Force Branches Indoors
Consider pruning a few branches from some flowering shrubs and trees. Make a clean cut and arrange the branches in a vase of clean water to force an early bloom. Flowering fruit trees make great branch sources along with:
- Pussy Willow
Changes are happening for your indoor houseplants as well as your outdoor ones. Take time this February to repot your indoor plants. The sun is higher in the sky, and your indoor plants should be ready for growing strong. You do not need to get all new pots unless, of course, your indoor plants have outgrown their containers.

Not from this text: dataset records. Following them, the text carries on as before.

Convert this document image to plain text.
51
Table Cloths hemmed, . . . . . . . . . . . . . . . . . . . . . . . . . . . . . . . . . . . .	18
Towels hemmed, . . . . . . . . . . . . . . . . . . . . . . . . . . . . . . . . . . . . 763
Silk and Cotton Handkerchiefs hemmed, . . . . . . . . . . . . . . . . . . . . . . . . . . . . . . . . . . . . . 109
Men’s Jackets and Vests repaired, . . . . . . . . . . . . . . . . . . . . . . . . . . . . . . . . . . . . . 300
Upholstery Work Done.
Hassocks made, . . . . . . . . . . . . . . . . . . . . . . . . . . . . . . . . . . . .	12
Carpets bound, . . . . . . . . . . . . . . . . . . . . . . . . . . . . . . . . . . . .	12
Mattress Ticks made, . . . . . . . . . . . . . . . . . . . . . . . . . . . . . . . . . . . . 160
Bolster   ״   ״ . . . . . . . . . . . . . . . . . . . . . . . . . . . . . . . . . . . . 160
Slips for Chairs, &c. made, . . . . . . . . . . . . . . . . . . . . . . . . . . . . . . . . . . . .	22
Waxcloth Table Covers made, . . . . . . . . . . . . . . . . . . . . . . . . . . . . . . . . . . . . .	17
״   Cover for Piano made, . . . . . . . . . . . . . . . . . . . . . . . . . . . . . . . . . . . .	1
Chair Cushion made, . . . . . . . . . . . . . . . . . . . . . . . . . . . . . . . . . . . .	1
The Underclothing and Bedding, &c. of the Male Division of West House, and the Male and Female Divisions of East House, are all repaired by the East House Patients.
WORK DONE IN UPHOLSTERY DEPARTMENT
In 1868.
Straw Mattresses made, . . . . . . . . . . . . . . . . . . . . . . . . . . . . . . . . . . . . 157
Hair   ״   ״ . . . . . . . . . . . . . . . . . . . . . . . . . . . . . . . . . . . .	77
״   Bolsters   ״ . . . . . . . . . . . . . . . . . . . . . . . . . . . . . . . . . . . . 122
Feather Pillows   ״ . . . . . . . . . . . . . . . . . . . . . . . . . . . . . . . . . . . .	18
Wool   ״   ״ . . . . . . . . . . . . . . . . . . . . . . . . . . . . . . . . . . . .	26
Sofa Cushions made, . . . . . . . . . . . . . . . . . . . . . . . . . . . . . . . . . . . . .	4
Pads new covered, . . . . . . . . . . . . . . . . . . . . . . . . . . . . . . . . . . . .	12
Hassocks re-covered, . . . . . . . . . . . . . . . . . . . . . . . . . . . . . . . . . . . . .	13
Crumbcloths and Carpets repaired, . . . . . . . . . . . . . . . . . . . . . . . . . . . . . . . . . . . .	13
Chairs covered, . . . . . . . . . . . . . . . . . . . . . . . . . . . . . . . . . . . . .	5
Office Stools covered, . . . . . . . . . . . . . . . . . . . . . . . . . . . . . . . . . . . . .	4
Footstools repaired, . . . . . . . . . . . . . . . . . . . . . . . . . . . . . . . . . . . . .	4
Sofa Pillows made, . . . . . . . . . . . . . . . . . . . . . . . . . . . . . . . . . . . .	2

- Remove the houseplant from the pot.
- Shake off loose soil from the plant.
- Fill the pot with new potting mix and reposition the plant.
- Add some organic slow-release fertilizer.
- Give plants a thorough watering session. Consider a shower watering, which will clean the plant’s leaves and give the roots a good soaking.
- Allow the potted plants to drain water and set them in their sunny location.
February Outdoor Planting
The ground is still frozen, and temperatures are not conducive to outdoor planting in Zones 1-3. So there is not much on the February Garden Checklist Zones 1-3 for outdoor planting. If you are lucky enough to have access to a greenhouse or some cold frames, you may be able to try direct sowing certain cool-season crop seeds outdoors before the temperatures begin to rise in your grow zone. Use some trial and error to see what successes you have.
Those in colder climates won’t be harvesting this month unless you are growing plants indoors under grow lights. But, do not fret; a time of rolling harvests and bountiful yields are ahead.